O Globo
Paulo Guedes encontrou um bode expiatório para os quase 15 milhões de desempregados no país. Na visão do ministro, o problema não está em sua política econômica. A culpa seria do IBGE, que mede a população em busca de trabalho.
Contrariado com os números, Guedes disse
que o instituto está “na idade da pedra lascada” e ameaçou “rever” seus
procedimentos. Não foi a primeira nem a segunda vez que ele agrediu o órgão
federal de estatísticas.
No segundo mês do governo, o ministro
entregou a presidência do IBGE a uma amiga de sua filha. Ela não tinha
experiência em gestão pública e assumiu o lugar de um servidor de carreira.
Sua posse foi um espetáculo de constrangimento. Guedes propôs vender a sede do instituto e cobrou uma redução nas perguntas do Censo, alegando falta de verbas. Questionado sobre os danos à pesquisa, disse: “Se perguntar demais, você vai acabar descobrindo coisas que nem queria saber”. A frase ajuda a entender seu desinteresse pela situação dos desempregados.
O ministro foi vendido como um liberal
entre os bolsonaristas, mas nunca passou de um bolsonarista entre os liberais.
Suas declarações misturam grosseria, preconceito e desprezo pelos mais
vulneráveis. Ele já debochou das empregadas domésticas que foram à Disney,
ofendeu a primeira-dama da França e endossou a teoria conspiratória de que a
China “inventou” o coronavírus.
Nos últimos meses, o doutor radicalizou o
discurso antipobre. Criticou o Fies por levar “filho de porteiro” à
universidade e sugeriu a distribuição de restos de comida para os miseráveis.

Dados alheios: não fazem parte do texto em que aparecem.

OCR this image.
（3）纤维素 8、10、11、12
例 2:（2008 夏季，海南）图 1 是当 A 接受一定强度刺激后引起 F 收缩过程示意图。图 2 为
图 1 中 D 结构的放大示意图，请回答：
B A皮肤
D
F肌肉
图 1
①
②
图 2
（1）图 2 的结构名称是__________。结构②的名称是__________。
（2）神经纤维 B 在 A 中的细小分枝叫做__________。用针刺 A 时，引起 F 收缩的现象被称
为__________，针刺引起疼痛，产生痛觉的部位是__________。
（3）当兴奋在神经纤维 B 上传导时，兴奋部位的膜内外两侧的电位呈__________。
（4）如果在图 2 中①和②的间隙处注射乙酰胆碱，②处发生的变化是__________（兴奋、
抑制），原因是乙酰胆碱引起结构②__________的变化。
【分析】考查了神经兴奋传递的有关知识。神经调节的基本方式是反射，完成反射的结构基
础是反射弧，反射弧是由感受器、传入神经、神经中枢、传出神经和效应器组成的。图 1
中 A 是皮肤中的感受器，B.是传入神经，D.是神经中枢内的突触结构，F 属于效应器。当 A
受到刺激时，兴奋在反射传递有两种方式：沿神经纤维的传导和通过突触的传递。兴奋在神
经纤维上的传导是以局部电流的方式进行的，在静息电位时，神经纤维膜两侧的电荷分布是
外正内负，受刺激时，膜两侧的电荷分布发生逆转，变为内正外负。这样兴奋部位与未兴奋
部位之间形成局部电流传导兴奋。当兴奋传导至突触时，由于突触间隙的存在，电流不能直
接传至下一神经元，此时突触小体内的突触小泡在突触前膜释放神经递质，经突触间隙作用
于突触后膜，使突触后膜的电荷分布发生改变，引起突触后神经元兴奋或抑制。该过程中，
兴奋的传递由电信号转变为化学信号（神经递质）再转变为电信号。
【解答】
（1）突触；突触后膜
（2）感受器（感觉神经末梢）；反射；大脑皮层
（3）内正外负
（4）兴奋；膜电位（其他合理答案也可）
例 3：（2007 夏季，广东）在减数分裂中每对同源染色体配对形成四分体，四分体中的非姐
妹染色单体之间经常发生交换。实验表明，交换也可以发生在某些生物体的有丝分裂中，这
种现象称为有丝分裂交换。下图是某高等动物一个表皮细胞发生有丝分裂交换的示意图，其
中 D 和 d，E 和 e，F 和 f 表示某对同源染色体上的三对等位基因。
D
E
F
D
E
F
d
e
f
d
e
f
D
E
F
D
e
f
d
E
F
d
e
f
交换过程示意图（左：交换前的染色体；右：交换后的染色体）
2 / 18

Guedes pertence a uma categoria especial de
bolsonarista: a dos auxiliares que reagem a humilhações com mais provas de
subserviência ao chefe. O economista foi desautorizado diversas vezes, mas
nunca reclamou. Agora terá o ministério fatiado para dar abrigo a Onyx
Lorenzoni, que já fracassou em três pastas diferentes.
Em vez de pedir o boné, o economista imita
os modos do capitão. Desde o início do governo, Bolsonaro tenta desacreditar o
IBGE. Num dos ataques, disse que os indicadores oficiais seriam “feitos para
enganar a população”.
Ao repetir a bobagem, Guedes exaltou os
números do Cadastro Geral de Empregados e Desempregados, que registrou aumento
das vagas formais. Ele não precisava de um PhD em Chicago para saber que a
comparação é imprópria. O Caged só contabiliza empregos com carteira assinada.
Os dados do IBGE incluem o mercado informal, onde ralam 40% dos brasileiros.
O negacionismo de Guedes expõe seu descaso
com quem corre atrás de trabalho. O ministro só se preocupa em manter o próprio
emprego no governo.
A hora do Centrão
A chegada de Ciro Nogueira já produziu ao
menos uma mudança no Planalto. Na primeira solenidade com o presidente, o
chefão do PP ostentava um reluzente Rolex Cosmograph Daytona. O adereço,
flagrado pelo fotógrafo Dida Sampaio, é vendido nas joalherias por R$ 86.200
(78 salários mínimos).
Eleito com a fantasia de homem modesto, Bolsonaro gosta de exibir um Aqua no pulso. O relógio sai a R$ 20 no camelódromo da Rua Uruguaiana.